10am - 4pm with breaks and lunch

What Will I Learn?

Responsive Enhancement

Responsive design is one of the most exciting developments to hit the web for some time. But there’s a common misconception that it involves merely slapping some media queries on to an existing desktop-centric site and labeling the result “mobile-friendly.” Nothing could be further from the truth.

This workshop will demonstrate that truly effective responsive design must begin with the content first, which is then progressively adapted to a multitude of screen sizes and environments.

This workshop will help you to construct web sites that will feel natural on a whole range of devices, from mobile phones to tablets, laptops, e-readers and devices we haven’t even thought of yet.

Simon Collison

10am - 4pm with breaks and lunch

What Will I Learn?

Design To Communicate

It’s important to understand how established principles and new thinking can encourage a more productive dialogue with peers and audiences. Design itself is not a science, but the appropriate use of analytically-minded approaches exposes the line between effective and awkward, between communicative and mute. By strengthening our mental and analytical approach to what is often done arbitrarily or "because it feels right", we simply become better designers.

With enjoyable theory and practical examples, Simon will share ideas for stronger and better informed communicative web design, explaining the science behind the decisions we make and the meanings they convey.
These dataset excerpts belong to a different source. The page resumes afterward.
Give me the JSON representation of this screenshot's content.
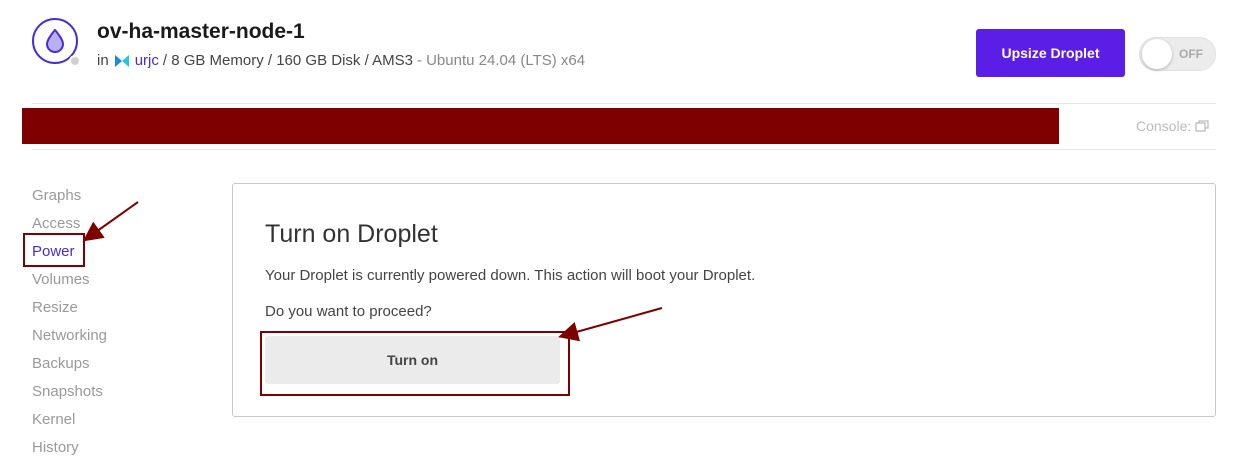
{
  "header": {
    "title": "ov-ha-master-node-1",
    "in_label": "in",
    "project": "urjc",
    "specs": "/ 8 GB Memory / 160 GB Disk / AMS3",
    "os": "- Ubuntu 24.04 (LTS) x64",
    "upsize_label": "Upsize Droplet",
    "power_toggle_label": "OFF",
    "power_toggle_state": "off"
  },
  "console": {
    "label": "Console:"
  },
  "sidebar": {
    "items": [
      {
        "label": "Graphs"
      },
      {
        "label": "Access"
      },
      {
        "label": "Power",
        "active": true
      },
      {
        "label": "Volumes"
      },
      {
        "label": "Resize"
      },
      {
        "label": "Networking"
      },
      {
        "label": "Backups"
      },
      {
        "label": "Snapshots"
      },
      {
        "label": "Kernel"
      },
      {
        "label": "History"
      }
    ]
  },
  "panel": {
    "title": "Turn on Droplet",
    "description": "Your Droplet is currently powered down. This action will boot your Droplet.",
    "question": "Do you want to proceed?",
    "button_label": "Turn on"
  },
  "colors": {
    "accent": "#5b1ee6",
    "link": "#4a2bd9",
    "annotation": "#7f0000",
    "redaction": "#7f0000"
  }
}
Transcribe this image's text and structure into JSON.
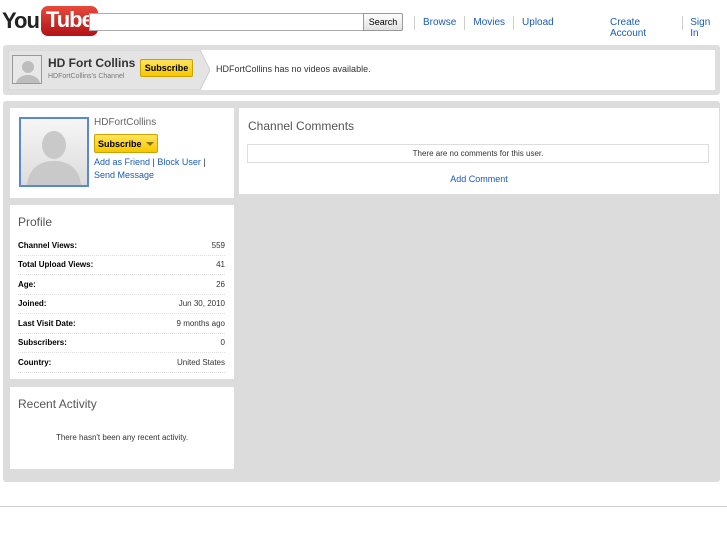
{
  "header": {
    "logo_you": "You",
    "logo_tube": "Tube",
    "search_placeholder": "",
    "search_button": "Search",
    "nav": [
      "Browse",
      "Movies",
      "Upload"
    ],
    "account": [
      "Create Account",
      "Sign In"
    ]
  },
  "channel_bar": {
    "name": "HD Fort Collins",
    "subtitle": "HDFortCollins's Channel",
    "subscribe": "Subscribe",
    "no_videos": "HDFortCollins has no videos available."
  },
  "profile_card": {
    "username": "HDFortCollins",
    "subscribe": "Subscribe",
    "add_friend": "Add as Friend",
    "block_user": "Block User",
    "send_message": "Send Message",
    "separator": "|"
  },
  "profile": {
    "title": "Profile",
    "rows": [
      {
        "label": "Channel Views:",
        "value": "559"
      },
      {
        "label": "Total Upload Views:",
        "value": "41"
      },
      {
        "label": "Age:",
        "value": "26"
      },
      {
        "label": "Joined:",
        "value": "Jun 30, 2010"
      },
      {
        "label": "Last Visit Date:",
        "value": "9 months ago"
      },
      {
        "label": "Subscribers:",
        "value": "0"
      },
      {
        "label": "Country:",
        "value": "United States"
      }
    ]
  },
  "activity": {
    "title": "Recent Activity",
    "empty": "There hasn't been any recent activity."
  },
  "comments": {
    "title": "Channel Comments",
    "empty": "There are no comments for this user.",
    "add": "Add Comment"
  },
  "colors": {
    "link": "#1a5bb5",
    "subscribe": "#f6c700",
    "logo_red": "#c4302b",
    "photo_border": "#5b87d8"
  }
}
He'll explain that a thorough understanding of how we perceive information can help web designers make more meaningful work.

The Standardistas

10am - 4pm with breaks and lunch

What Will I Learn?

Analogue Heaven

In this hands-on workshop, delivered in the tried and tested Standardistas’ style®, we look back at the generations of designers that didn’t spend their days in front of a computer, instead plying their craft using a wealth of analogue tools: pen and paper, scalpels, ink and even typewriters. By re-learning how to design without a computer, we can develop a richer and more varied visual grammar, based on the timeless design principles of pre-personal computer yore.

Armed with some fundamental design principles and an abundance of tools – which naturally includes the Standardistas’ ‘Bag of Awesome™’ (containing a veritable cornucopia of material) – we show the aspiring analogue designer a range of methods for breaking out of the often clichéd stranglehold of the digital world.